In 1993 Paul Gilroy coined the term ‘The Black Atlantic’ to describe a ‘counterculture of modernity’ as well as a fusion of Black cultures with other cultures from around the Atlantic. His book had an enormous impact on the ways Black culture has been perceived and discussed within the field of cultural studies, stimulating ongoing critical debates. Afro-Modernism: Journeys through the Black Atlantic reflects this idea of the Atlantic Ocean as a ‘continent in negative’, a network of cultures encompassing Africa, North and South America, the Caribbean and Europe and traces real and imaginary routes taken by artists across the Atlantic from 1909 to today.

Liverpool’s location as a gateway to the Atlantic and the history and legacy of its involvement in slavery makes this exploration of Black Atlantic culture pertinent to the city and museum. The dispersal of people of Black African descent – many forcibly displaced by the slave trade – had a profound impact on art and culture that has been frequently overlooked or diminished. The exhibition is divided into seven chronological chapters, ranging from early 20th century avant-garde movements such as the Harlem Renaissance to current discussions addressing ‘Post-Black’ art. It opens up an alternative, transatlantic reading of Modernism and its impact on contemporary culture. Afro-Modernism: Journeys through the Black Atlantic features work by artists including Romare Bearden, Constantin Brancusi, Edward Burra, Renee Cox, Aaron Douglas, Walker Evans, Ellen Gallagher, David Hammons, Isaac Julien, Wilfredo Lam, Jacob Lawrence, Norman Lewis, Glenn Ligon, Ronald Moody, Wangechi Mutu, Uche Okeke, Hélio Oiticica, Pablo Picasso, Keith Piper, Tracey Rose and Kara Walker.
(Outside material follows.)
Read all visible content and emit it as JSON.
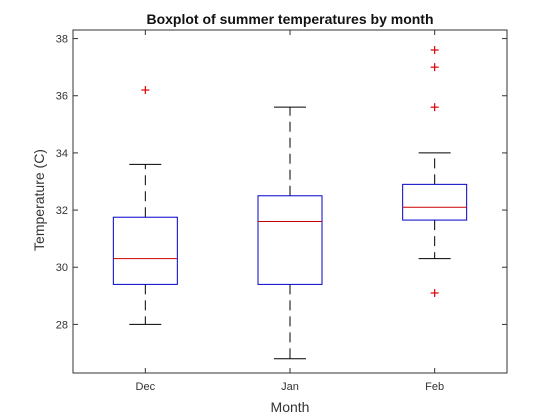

Afro-Modernism: Journeys through the Black Atlantic has been conceived and developed by Tanya Barson, Curator of International Art at Tate Modern and is curated by Tanya Barson and Peter Gorschlüter, Head of Exhibitions and Displays at Tate Liverpool. The exhibition will be accompanied by a fully illustrated catalogue with texts by recognised scholars in the field including Petrine Archer-Straw, Kobena Mercer, Huey Copeland and Glenn Ligon, Manthia Diawara and Edouard Glissant, and Courtney J. Martin.

1 comment:

  1. I was so excited about this show, thanks for posting photos!